Initial Publication Date: July 9, 2017

Tiffany Rivera: National Parks Geology at Westminster College (UT)

About this Course

An introductory-level course for majors and non-majors. This course fulfills the College's Science and Math and Quantitative Emphasis requirements.
Two 110-minute lecture sessions per week

National Parks Geology syllabus (Acrobat (PDF) 2.2MB Jun9 17)

Designed for students of all majors, National Parks Geology introduces fundamental geologic concepts through the lens of America's National Parks. My courses have gradually migrated from traditional lecture-based sessions, to integrated lecture and active learning periods. By immersing students in InTeGrate materials, they became more engaged with the content and enjoyed coming to class. The use of three different InTeGrate modules throughout the semester provided students with a variety of activities to challenge them with concepts, quantitative analysis, map reading and creating, and societal issues that affect the National Parks.

The InTeGrate units bridged the gap between fundamental geologic principles and human impact and influence on the natural world.

My Experience Teaching with InTeGrateMaterials

I did not need to modify the content of the modules. However, I included the InTeGrate materials in my pre-existing activities in order to keep the appearance of all course handouts and materials homogenous.

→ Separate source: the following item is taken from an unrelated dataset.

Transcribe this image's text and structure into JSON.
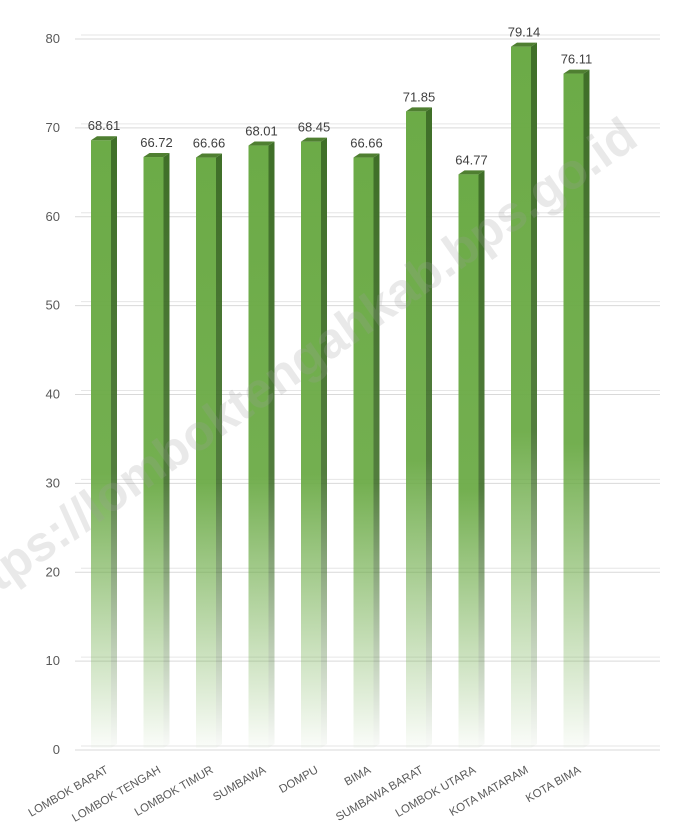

Relationship of InTeGrate Materials to my Course

This is a 16-week course and InTeGrate units were implemented from the beginning to the end of the semester. In some weeks, two InTeGrate units were used. My course is built around rock type, beginning with parks with exquisite sedimentary rocks, followed by parks of igneous origin, and finally parks preserving metamorphic rocks and orogenic activity. I used the Humans' Dependence on Earth's Mineral Resources almost exclusively within the sedimentary unit as we focused on the impact of mining on Utah's national parks. The Living on the Edge module was used within the parks of igneous origin unit, and Map Your Hazards was used as an end of the semester project to examine the local earthquake hazard along the Wasatch Front.


I used many of the assessments (formative and summative) provided with the units and modules on exams, as homework, or as graded in-class assignments. Students were generally receptive to the questions, particularly if they were in class when we completed the activity. When studying for exams, students would revisit their InTeGrate materials as they knew they could expect questions relating to the activities on the test.


I had hoped that my students would 1) understand the geologic processes involved to create the landscapes observed at America's National Parks; and 2) recognize the importance of geology within our society - from mining to natural hazards - and how personal decisions can have regional and global affects. I feel that my students achieved both of these goals. Some students were captivated by the impacts of mining on National Parks in Utah, and began to question their consumer habits. Other students were particularly interested in the earthquake hazard here in Salt Lake City, and began to address awareness and preparedness on campus. Overall, the InTeGrate materials were able to assist in bringing awareness of how geology and society are intertwined, and students gained a newfound appreciation for the role that geology plays in their daily lives.